E, oltre al fatto di essersi accontentati di compensi minori rispetto al solito, Levine riconosce ai suoi attori numerosi meriti per la riuscita del film: “Penso che tutti abbiano colto perfettamente il tono del film. Sul set c’era un’atmosfera rilassata, amichevole e che lasciava spazio all’inventiva. Joseph Gordon-Levitt e Seth Rogen avevano un’intesa così forte che non c’era bisogno di molto altro e Seth, essendo anche uno sceneggiatore, capiva perfettamente le esigenza della scrittura. E il resto del cast è stato scelto così bene che le cose sono andate lisce da sole.
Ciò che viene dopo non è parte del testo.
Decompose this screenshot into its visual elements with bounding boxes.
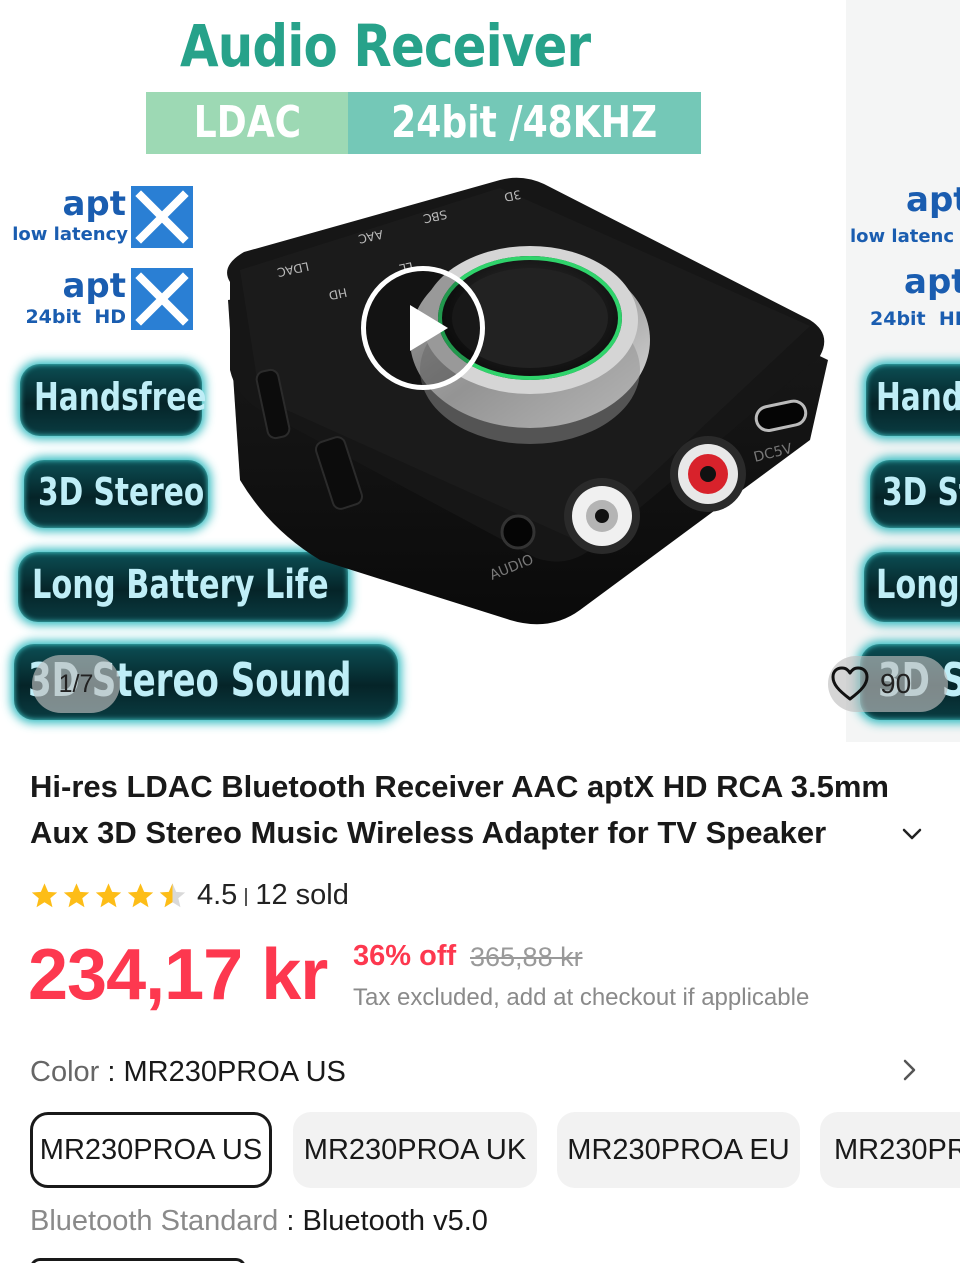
banner-title: Audio Receiver (180, 12, 591, 80)
discount-badge: 36% off (353, 940, 457, 972)
aptx-x-icon (131, 268, 193, 330)
next-slide-apt-text: apt (904, 262, 960, 302)
next-slide-pill: Hands (866, 364, 960, 436)
color-selector-label[interactable]: Color : MR230PROA US (30, 1056, 346, 1089)
color-option-more[interactable]: MR230PROA (820, 1112, 960, 1188)
expand-title-chevron-icon[interactable] (900, 822, 924, 846)
aptx-x-icon (131, 186, 193, 248)
rating-separator (245, 888, 248, 906)
image-counter: 1/7 (32, 655, 120, 713)
rating-row[interactable]: 4.5 12 sold (30, 876, 349, 914)
rating-stars (30, 881, 187, 910)
next-slide-sub-text: 24bit HI (870, 308, 960, 330)
aptx-hd-badge: apt 24bit HD (0, 266, 196, 332)
bluetooth-receiver-device-image: LDAC AAC SBC 3D HD LL DC5V AUDIO (227, 177, 828, 625)
product-image-slide-1[interactable]: Audio Receiver LDAC 24bit /48KHZ apt low… (0, 0, 846, 742)
banner-ldac: LDAC (146, 92, 348, 154)
feature-pill-3d-stereo: 3D Stereo (24, 460, 208, 528)
product-title: Hi-res LDAC Bluetooth Receiver AAC aptX … (30, 769, 889, 850)
sold-count: 12 sold (255, 878, 349, 911)
banner-bitrate: 24bit /48KHZ (348, 92, 701, 154)
next-slide-sub-text: low latenc (850, 226, 955, 247)
star-icon (95, 882, 122, 907)
next-slide-pill: 3D St (870, 460, 960, 528)
tax-note: Tax excluded, add at checkout if applica… (353, 984, 810, 1011)
bluetooth-option-selected[interactable] (30, 1258, 246, 1263)
feature-pill-handsfree: Handsfree (20, 364, 206, 436)
star-icon (63, 882, 90, 907)
play-video-button[interactable] (361, 266, 485, 390)
play-icon (410, 305, 448, 351)
original-price: 365,88 kr (470, 942, 583, 972)
sale-price: 234,17 kr (28, 935, 328, 1015)
aptx-low-latency-badge: apt low latency (0, 184, 196, 250)
color-option-eu[interactable]: MR230PROA EU (557, 1112, 800, 1188)
rating-score: 4.5 (197, 878, 238, 911)
wishlist-button[interactable]: 90 (828, 656, 948, 712)
chevron-right-icon[interactable] (898, 1056, 922, 1084)
wishlist-count: 90 (880, 668, 912, 699)
heart-icon (831, 666, 869, 701)
product-image-slide-2-peek[interactable]: apt low latenc apt 24bit HI Hands 3D St … (846, 0, 960, 742)
color-option-uk[interactable]: MR230PROA UK (293, 1112, 537, 1188)
half-star-icon (159, 882, 186, 907)
star-icon (127, 882, 154, 907)
color-option-us[interactable]: MR230PROA US (30, 1112, 272, 1188)
bluetooth-standard-label: Bluetooth Standard : Bluetooth v5.0 (30, 1205, 488, 1237)
next-slide-pill: Long (864, 552, 960, 622)
next-slide-apt-text: apt (906, 180, 960, 220)
product-image-gallery[interactable]: Audio Receiver LDAC 24bit /48KHZ apt low… (0, 0, 960, 742)
star-icon (31, 882, 58, 907)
In questo film ho lavorato con attori meravigliosi, intelligenti, in grado di comprendere al volo: non tutti gli attori sono così intelligenti,” chiude, sornionamente polemico.
Per Levine la grande responsabilità che il girare un film come 50 e 50 portava con sé era quello di “essere fedele al suo cuore, quello della storia quello di una persona che di fronte alla possibilità della morte riesce a cambiare in meglio la sua vita: volevamo mostrale l’impatto della sua malattia su sé stesso e sulle persone che gli stanno vicino.
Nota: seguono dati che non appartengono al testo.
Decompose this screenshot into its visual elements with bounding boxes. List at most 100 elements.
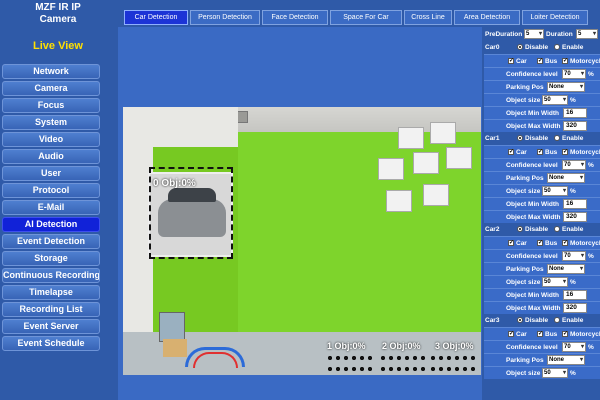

E grande era la responsabilità nei confronti della persona che ha scritto il copione.”
Ma il regista, per quanto giovane, sa anche che il pubblico va in qualche modo assecondato, e ci ha raccontato di aver modificato il finale originale dopo un primo test screening che aveva dato certe indicazioni: “Il finale originale era con Kyle che insegnava ad Adam a guidare, ma abbiamo capito che il pubblico voleva concentrarsi sulla storia d’amore con la dottoressa interpretata da Anna Kendrick.”
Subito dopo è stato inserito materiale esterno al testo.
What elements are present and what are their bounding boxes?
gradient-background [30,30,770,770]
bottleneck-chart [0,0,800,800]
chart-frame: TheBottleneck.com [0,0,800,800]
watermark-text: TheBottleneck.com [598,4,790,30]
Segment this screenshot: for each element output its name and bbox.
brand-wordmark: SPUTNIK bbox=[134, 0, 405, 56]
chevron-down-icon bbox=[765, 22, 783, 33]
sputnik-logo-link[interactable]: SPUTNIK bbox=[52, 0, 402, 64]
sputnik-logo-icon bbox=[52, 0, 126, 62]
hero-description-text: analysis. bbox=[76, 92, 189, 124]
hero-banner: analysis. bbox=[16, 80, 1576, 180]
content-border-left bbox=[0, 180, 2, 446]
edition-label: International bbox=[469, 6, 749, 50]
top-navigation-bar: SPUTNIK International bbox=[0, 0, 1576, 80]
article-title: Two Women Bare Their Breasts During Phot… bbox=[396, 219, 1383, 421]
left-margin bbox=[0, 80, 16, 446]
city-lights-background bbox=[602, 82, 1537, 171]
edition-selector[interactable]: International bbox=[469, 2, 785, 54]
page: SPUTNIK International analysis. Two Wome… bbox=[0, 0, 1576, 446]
Se però gli chiediamo quale sia il momento del film che ama di più, Jonathan Levine dimostra di avere idee ben chiare: “È la scena in cui Adam esce dall’ospedale dopo aver fumato erba durante la chemio, quando cammina per il corridoio, con la musica di sottofondo, lui è strafatto e vede gente che piangere, morti. È una strana combinazione di toni: è una scena divertente, è fottutamente deprimente, è bizzarra, ma alla fine è solo molto reale.”
Già, l’erba. Che finora, da All the Boys Mandy Lane a The Wackness, è qualcosa sempre presente nei film di Levine. Se gli chiediamo quale sia il fil rouge che leghi tre titoli tanto diversi fra loro, Levine risponde: “I don’t know man. Sono tutte storie su gente giovane, sulla loro vita e le difficoltà del crescere. Tutti e tre i miei protagonisti finora fumano erba. Ma lo zombie no.”
Lo zombie in questione è quello protagonista del prossimo film di Levine, Warm Bodies, storia d’amore tra un giovane zombie e la fidanzata di una delle sue vittime che è in fase di post-produzione.
Quando, facciamo notare a Levine che uno zombie strafatto, oltre che innamorato, poteva essere interessante, ci risponde sorridendo: “già, era davvero una buona idea. Però è troppo tardi.”
Da una cancer comedy ad una zombie romance, quel che è certo è che Levine non ama essere facilmente incasellato: “Mi è sempre piaciuto fare cose differenti, altrimenti mi annoio,” conferma, in chiusura del nostro incontro. “Mi piacerebbe cimentarmi con produzioni più grandi, ma non vorrei rimanerci incastrato dentro. Hollywood vuole che tu faccia la stessa cosa a ripetizione, mentre io voglio cambiare e raccontare le storie che mi piacciono. Mi piacciono film che combinano elementi diversi, che non siano commerciali ma che piacciano alla gente.”